Research project is (co) funded by the Slovenian Research Agency.
UL Member: Faculty of Mathematics and Physics
Code: N1-0243
Project: Symmetries and Transport in Interacting Many-Body Systems
Period: 1. 10. 2022 - 30. 9. 2024
Range per year: 0,7 FTE, category: C
Head: Enej Ilievski
Research activity: Natural sciences and mathematics
Research Organisations, Researchers and Citations for bibliographic records
Project description:
In the spirit of the original ERC Starting Grant proposal, the adapted research proposal aims at surveying various foundational aspects of interacting many-body quantum systems confined to one spatial dimension. The general and overarching objective is to advance our current understanding of transport properties and noneqilibrium phenomena in such systems at the level of the underlying microscopic models for interacting degrees of freedom. This is currently an active field of theoretical research fuelled by a steady stream of experimental advancements. In particular, optical lattice technologies have now finally progressed to the point to enable the manufacturing of tunable and versatile cold-atom simulators, allowing to perform direct measurements on strongly-interacting quantum matter and to probe their relaxation with a high degree of accuracy. Another, even more concrete, motivation for actively pursuing this research direction stems from the recent surprising discovery of superdiffusive magnetization transport in the ferromagnetic quantum Heisenberg spin chain in the universality class of the celebrated Kardar-Parisi-Zhang equation. Apart from generating a huge amount interest in the theoretical community, there have already been two independent successful experimental demonstrations for the breakdown of normal diffusion, one performed in a cold-atom simulator and the other independently with methods of neutron scattering. This importantly corroborates the theoretical picture that I with co-authors had established a few years earlier and thereby places it on firm grounds. The observed anomalous behavior can be traced back to long-lived solitonic quasiparticle excitations and, more importantly, crucially relies on the presence of unbroken rotational symmetry of local interactions.
With all this insightful information at hand, it is natural to raise the question whether there may exist other, possibly more sophisticated, types of symmetry restrictions that could give birth to yet undisclosed anomalous emergent macroscopic laws of physics. The goal of the adapted proposal is to examine a number of promising candidates. I thereby propose to systematically study a variety of analytically tractable models, as detailed out in the original proposal. There I have compiled a list of interacting quantum many-body systems subjected to various forms of symmetries and elaborated why they can plausibly accommodate for unconventional physical properties (such as, for example, lack of thermalization, anomalous transport laws or anomalous fluctuations of macroscopic quantities), or perhaps even entirely new features.
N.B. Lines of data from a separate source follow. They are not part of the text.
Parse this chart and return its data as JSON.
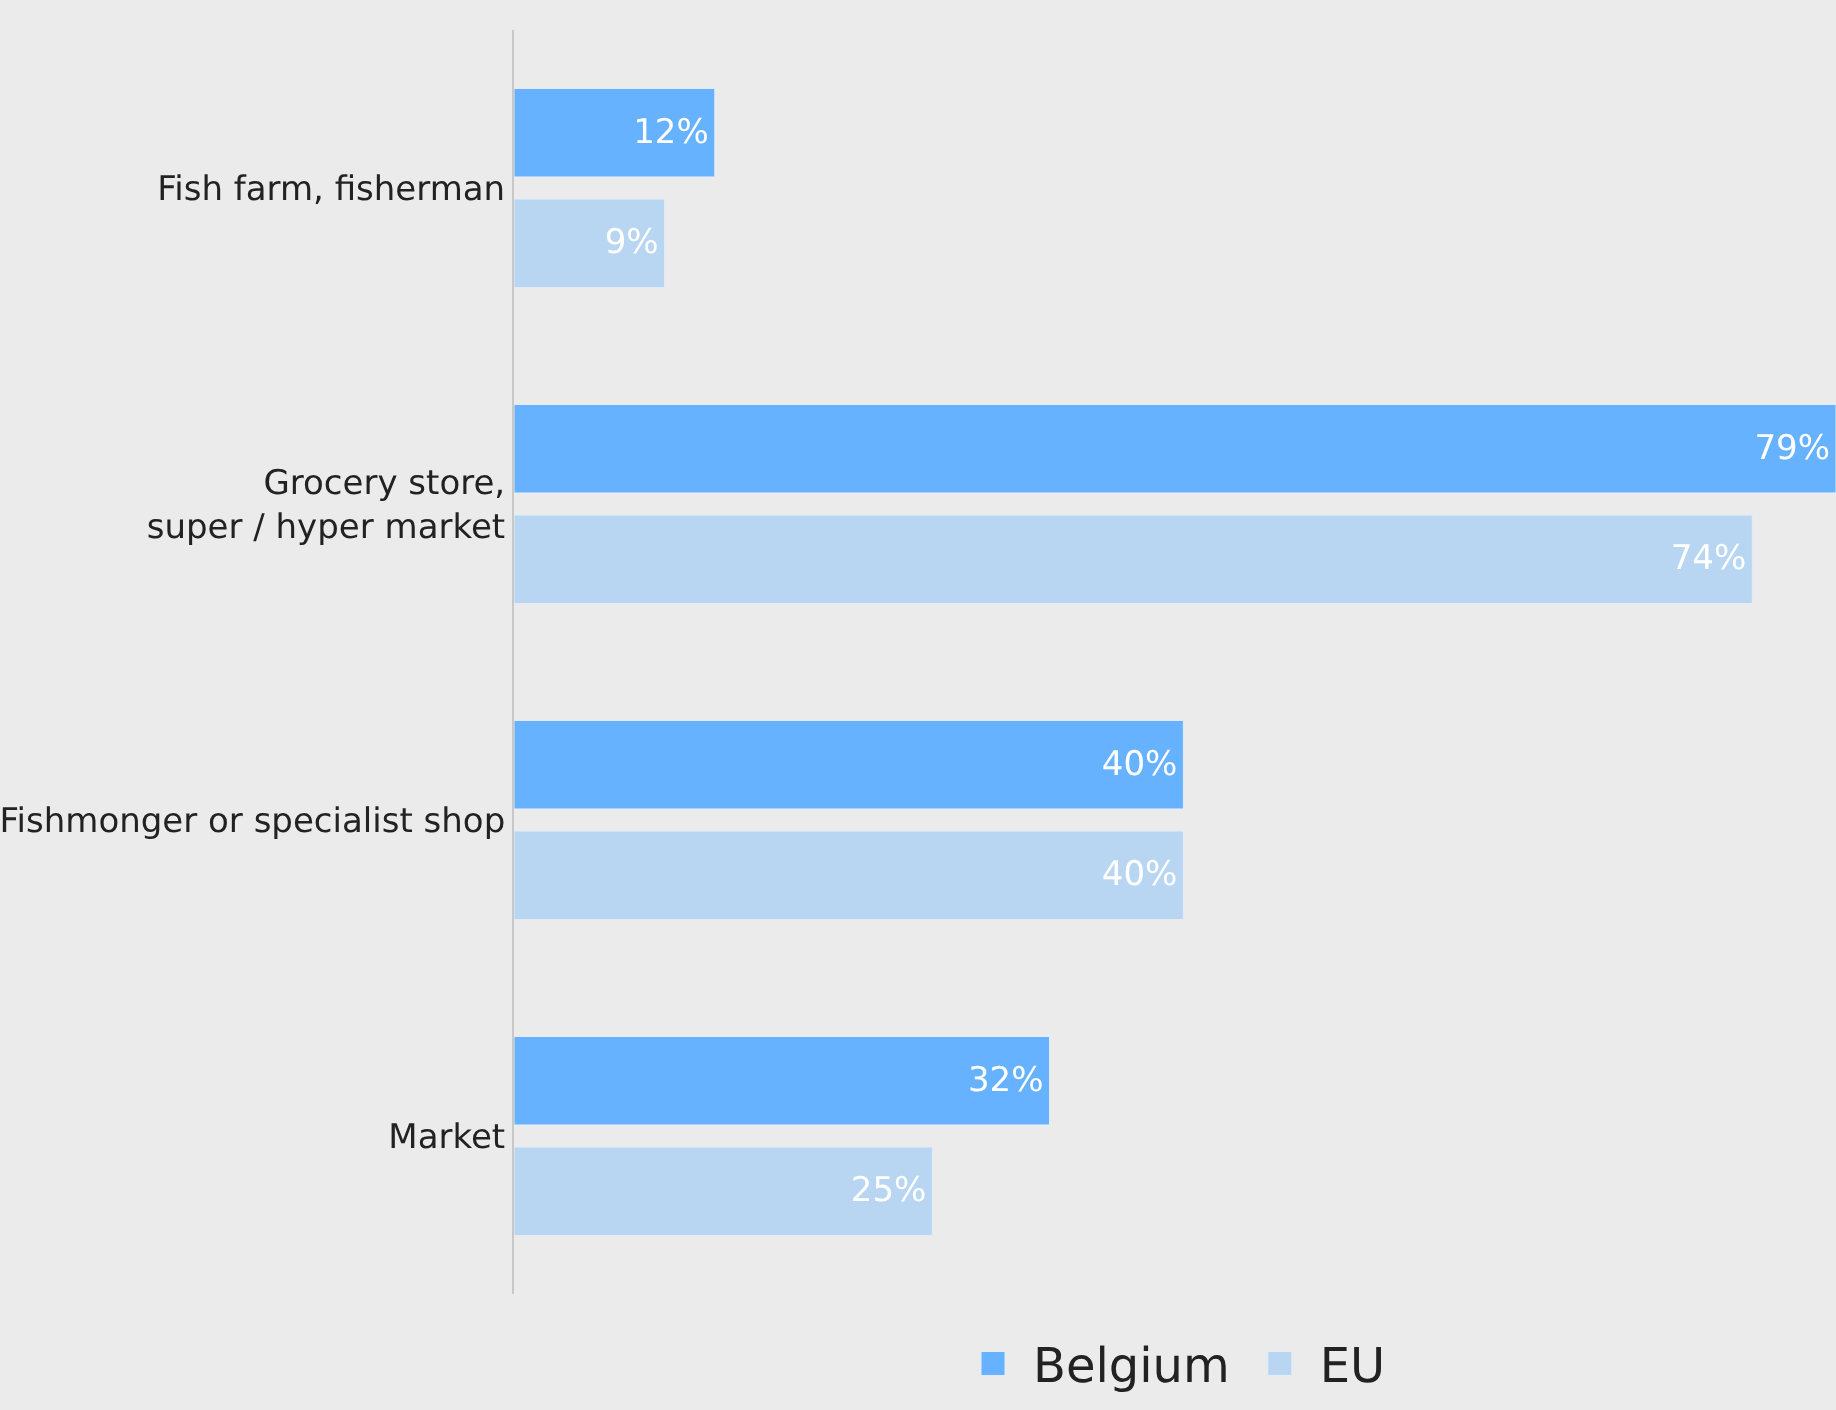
{
  "chart_data": {
    "type": "bar",
    "orientation": "horizontal",
    "categories": [
      "Fish farm, fisherman",
      "Grocery store,\nsuper / hyper market",
      "Fishmonger or specialist shop",
      "Market"
    ],
    "series": [
      {
        "name": "Belgium",
        "color": "#66b2ff",
        "values": [
          12,
          79,
          40,
          32
        ],
        "value_labels": [
          "12%",
          "79%",
          "40%",
          "32%"
        ]
      },
      {
        "name": "EU",
        "color": "#b8d6f2",
        "values": [
          9,
          74,
          40,
          25
        ],
        "value_labels": [
          "9%",
          "74%",
          "40%",
          "25%"
        ]
      }
    ],
    "legend": "bottom",
    "grid": false
  }
}
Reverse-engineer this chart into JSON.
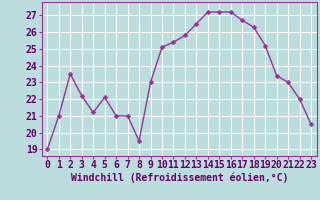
{
  "x": [
    0,
    1,
    2,
    3,
    4,
    5,
    6,
    7,
    8,
    9,
    10,
    11,
    12,
    13,
    14,
    15,
    16,
    17,
    18,
    19,
    20,
    21,
    22,
    23
  ],
  "y": [
    19.0,
    21.0,
    23.5,
    22.2,
    21.2,
    22.1,
    21.0,
    21.0,
    19.5,
    23.0,
    25.1,
    25.4,
    25.8,
    26.5,
    27.2,
    27.2,
    27.2,
    26.7,
    26.3,
    25.2,
    23.4,
    23.0,
    22.0,
    20.5
  ],
  "line_color": "#993399",
  "marker_color": "#993399",
  "bg_color": "#bbdddd",
  "grid_color": "#ffffff",
  "xlabel": "Windchill (Refroidissement éolien,°C)",
  "ylabel_ticks": [
    19,
    20,
    21,
    22,
    23,
    24,
    25,
    26,
    27
  ],
  "xlim": [
    -0.5,
    23.5
  ],
  "ylim": [
    18.6,
    27.8
  ],
  "xtick_labels": [
    "0",
    "1",
    "2",
    "3",
    "4",
    "5",
    "6",
    "7",
    "8",
    "9",
    "10",
    "11",
    "12",
    "13",
    "14",
    "15",
    "16",
    "17",
    "18",
    "19",
    "20",
    "21",
    "22",
    "23"
  ],
  "font_size_xlabel": 7,
  "font_size_ticks": 7,
  "line_width": 1.0,
  "marker_size": 2.5
}
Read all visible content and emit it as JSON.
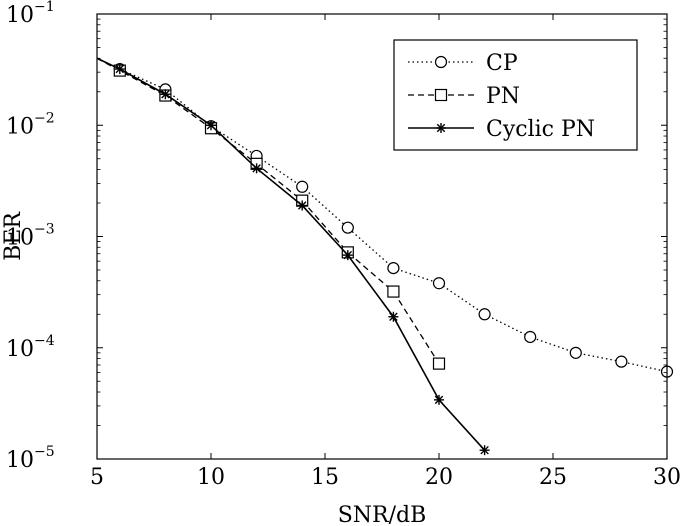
{
  "chart_data": {
    "type": "line",
    "title": "",
    "xlabel": "SNR/dB",
    "ylabel": "BER",
    "xlim": [
      5,
      30
    ],
    "ylim": [
      1e-05,
      0.1
    ],
    "yscale": "log",
    "grid": false,
    "legend_position": "top-right",
    "xticks": [
      5,
      10,
      15,
      20,
      25,
      30
    ],
    "xtick_labels": [
      "5",
      "10",
      "15",
      "20",
      "25",
      "30"
    ],
    "yticks": [
      {
        "value": 0.1,
        "base": "10",
        "exp": "−1"
      },
      {
        "value": 0.01,
        "base": "10",
        "exp": "−2"
      },
      {
        "value": 0.001,
        "base": "10",
        "exp": "−3"
      },
      {
        "value": 0.0001,
        "base": "10",
        "exp": "−4"
      },
      {
        "value": 1e-05,
        "base": "10",
        "exp": "−5"
      }
    ],
    "series": [
      {
        "name": "CP",
        "line_style": "dotted",
        "marker": "circle",
        "x": [
          5,
          6,
          8,
          10,
          12,
          14,
          16,
          18,
          20,
          22,
          24,
          26,
          28,
          30
        ],
        "y": [
          0.04,
          0.032,
          0.021,
          0.0098,
          0.0053,
          0.0028,
          0.0012,
          0.00052,
          0.00038,
          0.0002,
          0.000125,
          9e-05,
          7.5e-05,
          6.1e-05
        ],
        "marker_x": [
          6,
          8,
          10,
          12,
          14,
          16,
          18,
          20,
          22,
          24,
          26,
          28,
          30
        ]
      },
      {
        "name": "PN",
        "line_style": "dashed",
        "marker": "square",
        "x": [
          5,
          6,
          8,
          10,
          12,
          14,
          16,
          18,
          20
        ],
        "y": [
          0.04,
          0.031,
          0.0185,
          0.0094,
          0.0045,
          0.0021,
          0.00072,
          0.00032,
          7.2e-05
        ],
        "marker_x": [
          6,
          8,
          10,
          12,
          14,
          16,
          18,
          20
        ]
      },
      {
        "name": "Cyclic PN",
        "line_style": "solid",
        "marker": "asterisk",
        "x": [
          5,
          6,
          8,
          10,
          12,
          14,
          16,
          18,
          20,
          22
        ],
        "y": [
          0.04,
          0.032,
          0.019,
          0.01,
          0.0041,
          0.0019,
          0.00068,
          0.00019,
          3.4e-05,
          1.2e-05
        ],
        "marker_x": [
          6,
          8,
          10,
          12,
          14,
          16,
          18,
          20,
          22
        ]
      }
    ]
  }
}
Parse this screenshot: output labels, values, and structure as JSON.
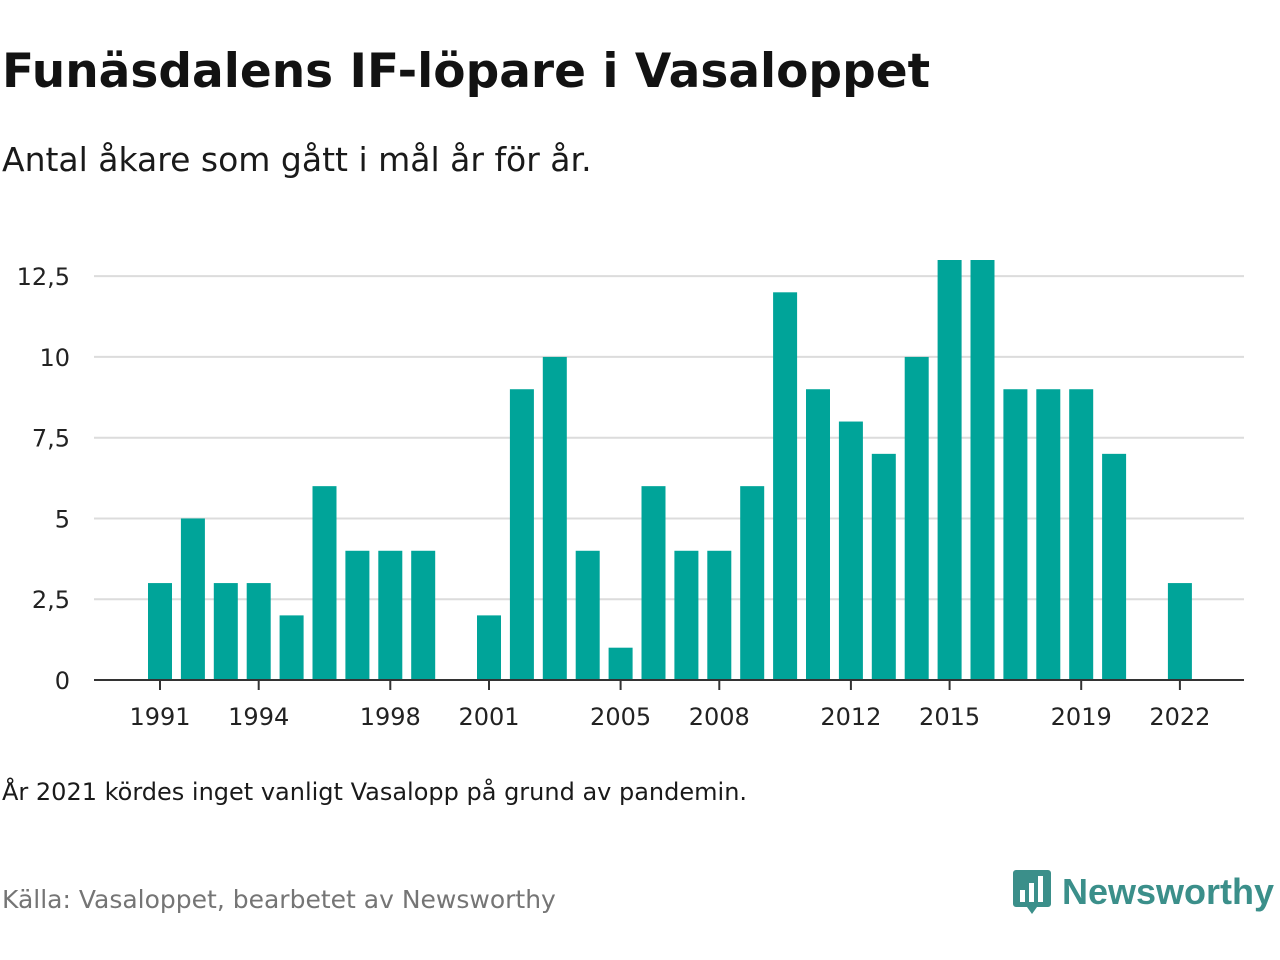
{
  "header": {
    "title": "Funäsdalens IF-löpare i Vasaloppet",
    "subtitle": "Antal åkare som gått i mål år för år."
  },
  "footer": {
    "note": "År 2021 kördes inget vanligt Vasalopp på grund av pandemin.",
    "source": "Källa: Vasaloppet, bearbetet av Newsworthy",
    "brand": "Newsworthy",
    "brand_icon": "newsworthy-logo-icon"
  },
  "colors": {
    "bar": "#00a499",
    "grid": "#dcdcdc",
    "axis": "#333333",
    "brand": "#3b8f8a"
  },
  "chart_data": {
    "type": "bar",
    "title": "Funäsdalens IF-löpare i Vasaloppet",
    "subtitle": "Antal åkare som gått i mål år för år.",
    "xlabel": "",
    "ylabel": "",
    "ylim": [
      0,
      13
    ],
    "grid": true,
    "categories": [
      1991,
      1992,
      1993,
      1994,
      1995,
      1996,
      1997,
      1998,
      1999,
      2000,
      2001,
      2002,
      2003,
      2004,
      2005,
      2006,
      2007,
      2008,
      2009,
      2010,
      2011,
      2012,
      2013,
      2014,
      2015,
      2016,
      2017,
      2018,
      2019,
      2020,
      2021,
      2022
    ],
    "values": [
      3,
      5,
      3,
      3,
      2,
      6,
      4,
      4,
      4,
      0,
      2,
      9,
      10,
      4,
      1,
      6,
      4,
      4,
      6,
      12,
      9,
      8,
      7,
      10,
      13,
      13,
      9,
      9,
      9,
      7,
      0,
      3
    ],
    "y_ticks": [
      0,
      2.5,
      5,
      7.5,
      10,
      12.5
    ],
    "y_tick_labels": [
      "0",
      "2,5",
      "5",
      "7,5",
      "10",
      "12,5"
    ],
    "x_tick_labels": [
      "1991",
      "1994",
      "1998",
      "2001",
      "2005",
      "2008",
      "2012",
      "2015",
      "2019",
      "2022"
    ]
  }
}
Specifically, there are three distinct profound algebraic notions that lie at the heart of this proposal: (i) supersymmetry, (ii) Yangian symmetry and (iii) conformal symmetry in two space-time dimensions. These are fairly well-known paradigms in theoretical physics, all of which have drawn a substantial amount of interest in the past, despite largely confined to the high-energy communities. There is nevertheless currently merely a handful of applications in the realm of condensed matter systems at best, while virtually nothing is known about their behavior out of equilibrium. For instance, physical implications of supersymmetry exhibited by certain fermionic systems on a one-dimensional lattice have not been yet systematically explored. Likewise, integrable models that exhibit long-range interactions and give birth to quasiparticles carrying fractionalized charges that obey semionic statistics have mostly been studied only at a formal level, without any notable physics applications. Besides partially filling this gap, one of the central objectives of this adapted research proposal is to advance our present empirical and analytical understanding of non-ergodic strongly-correlated quantum dynamical systems from the microscopic viewpoint. This will be achieved by employing a combination of powerful exact and approximate analytical techniques and rigorous tools of integrability theory. As an independent and complementary approach, the plan is also to devise and implement efficient tools for performing numerical simulations based on suitable lattice discretizations.